Como falar em conquistas no mundo do trabalho sem ponderar a necessidade de equiparação de salário de nossas companheiras que recebem menos que os homens, mesmo exercendo a mesma função? A Convenção 100 da OIT, “concernente à igualdade de Remuneração de mão-de-obra masculina e mão-de-obra feminina por um trabalho de igual valor.” A convenção 111, já nos diz respeito à luta contra discriminação por raça, cor, sexo, opinião política, nacionalidade, dentro das corporações empresariais. A verdade é que a situação de salários desiguais para a mesma função piora quando se trata da mulher negra que, em geral, recebe menos que a mulher branca que já recebe menos que os homens brancos e estes também recebem mais que os homens negros.

Durante um de nossos encontros formativos na Escola Apolônio de Carvalho, a Professora e Pesquisadora em Geografia, Lorena Francisco, nos apresenta o seguinte gráfico sobre o rendimento da população branca e negra em nosso país, por regiões brasileiras.


Observando melhor o gráfico, podemos verificar que, mesmo na região onde o rendimento é menor, ou seja, a região mais pobre do país, no caso do gráfico, o Nordeste, a população negra ainda recebe menos que a branca, repetindo a lógica de todas as regiões brasileiras.

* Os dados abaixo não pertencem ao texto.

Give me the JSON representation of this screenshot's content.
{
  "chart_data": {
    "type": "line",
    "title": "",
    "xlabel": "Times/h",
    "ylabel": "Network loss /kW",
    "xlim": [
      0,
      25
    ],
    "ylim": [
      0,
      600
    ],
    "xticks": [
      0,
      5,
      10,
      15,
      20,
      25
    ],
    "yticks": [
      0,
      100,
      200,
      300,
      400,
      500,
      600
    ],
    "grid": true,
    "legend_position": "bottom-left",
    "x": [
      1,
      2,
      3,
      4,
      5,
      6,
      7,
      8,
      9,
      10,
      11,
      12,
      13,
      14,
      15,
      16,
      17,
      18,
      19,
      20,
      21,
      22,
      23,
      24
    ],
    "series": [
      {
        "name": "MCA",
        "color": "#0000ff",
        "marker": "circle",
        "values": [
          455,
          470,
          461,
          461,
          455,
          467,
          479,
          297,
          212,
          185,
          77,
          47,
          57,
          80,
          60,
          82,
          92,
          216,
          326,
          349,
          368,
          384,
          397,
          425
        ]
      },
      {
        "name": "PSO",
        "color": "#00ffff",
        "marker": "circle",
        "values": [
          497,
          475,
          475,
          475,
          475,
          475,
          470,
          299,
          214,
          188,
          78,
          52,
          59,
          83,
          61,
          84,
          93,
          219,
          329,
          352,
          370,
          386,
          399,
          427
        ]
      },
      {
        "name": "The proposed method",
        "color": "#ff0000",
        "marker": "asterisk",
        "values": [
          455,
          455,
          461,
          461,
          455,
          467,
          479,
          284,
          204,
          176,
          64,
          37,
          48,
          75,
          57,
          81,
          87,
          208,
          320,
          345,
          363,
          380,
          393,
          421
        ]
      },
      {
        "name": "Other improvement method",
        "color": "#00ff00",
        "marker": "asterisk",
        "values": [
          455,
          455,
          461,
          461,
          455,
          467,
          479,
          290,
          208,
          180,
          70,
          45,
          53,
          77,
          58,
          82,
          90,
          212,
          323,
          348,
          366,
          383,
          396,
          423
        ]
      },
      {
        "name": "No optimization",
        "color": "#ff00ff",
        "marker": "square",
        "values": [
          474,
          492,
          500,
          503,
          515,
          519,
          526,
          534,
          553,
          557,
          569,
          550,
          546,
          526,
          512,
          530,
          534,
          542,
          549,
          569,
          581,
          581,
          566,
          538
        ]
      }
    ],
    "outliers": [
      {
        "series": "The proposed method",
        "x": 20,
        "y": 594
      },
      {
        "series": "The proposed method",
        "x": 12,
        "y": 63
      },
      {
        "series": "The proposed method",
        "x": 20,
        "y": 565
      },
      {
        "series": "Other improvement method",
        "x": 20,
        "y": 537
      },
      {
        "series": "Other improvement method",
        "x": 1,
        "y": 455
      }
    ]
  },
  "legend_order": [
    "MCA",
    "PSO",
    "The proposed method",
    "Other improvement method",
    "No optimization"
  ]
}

Dessa forma, podemos concluir que, mesmo se tratando de diferenças de classes, a população negra vive em situação pior que seus companheiros e companheiras de classe social.

Essa situação sócio-econômica vai influenciar no desenvolvimento educacional dos negros e das negras do Brasil como também nos apresentou a Professora Lorena Francisco no gráfico seguinte. Em média, os alunos e alunas negro e negras estudam 2,3 anos a menos que os de cor branca. Segundo pesquisa desenvolvida por ela, essa diferença é histórica e, mesmo quando a taxa de escolaridade aumenta em ambas as raças, a diferença segue presente entre elas.

Ora, como construir a luta da classe trabalhadora no Brasil sem levar em consideração esses números? Como o patronato reagirá diante das estatísticas ao proporcionar a inserção de ambas as raças no mercado de trabalho? Aliás, não seria algo programado, uma vez que é o mesmo patronato da escravatura do Brasil Colonial? Podemos refletir mais ainda sobre a inexistência de uma “democracia racial” ao compararmos os dados sobre estudantes do ensino básico e do ensino superior por cor. Se temos  maioria negra no ensino básico, essa lógica não deveria ser a mesma no ensino superior? Por que essa maioria de negros não conseguem acessar as universidades, em especial, as de caráter público? Que sistema de avaliação é esse? Ou que nível de ensino é proporcionado a essas classes sociais?

Podemos observar que a diferença já começa a mudar de rumo no próprio Pré-vestibular, que meso sendo em pouco número, já há uma inversão entre alunos(as) brancos(as) e negros(as).
Nós, quanto legítimos defensores da classe trabalhadora, ainda vamos fechar os olhos para esses números? Para essas realidades? Sei que logo alguém pode vir aqui e questionar: Mas, é preciso melhorar a qualidade do ensino básico para proporcionar a igualdade racial na educação e não implantar as cotas!!!! Ou então, essas cotas vão proporcionar a precarização do ensino superior, que terá que se adaptar às condições desses e dessas estudantes!!!, Ohhhh!! Gritam as vozes da justiça de classes!! Gritam as vozes que defendem a “democracia racial” da esquerda brasileira!!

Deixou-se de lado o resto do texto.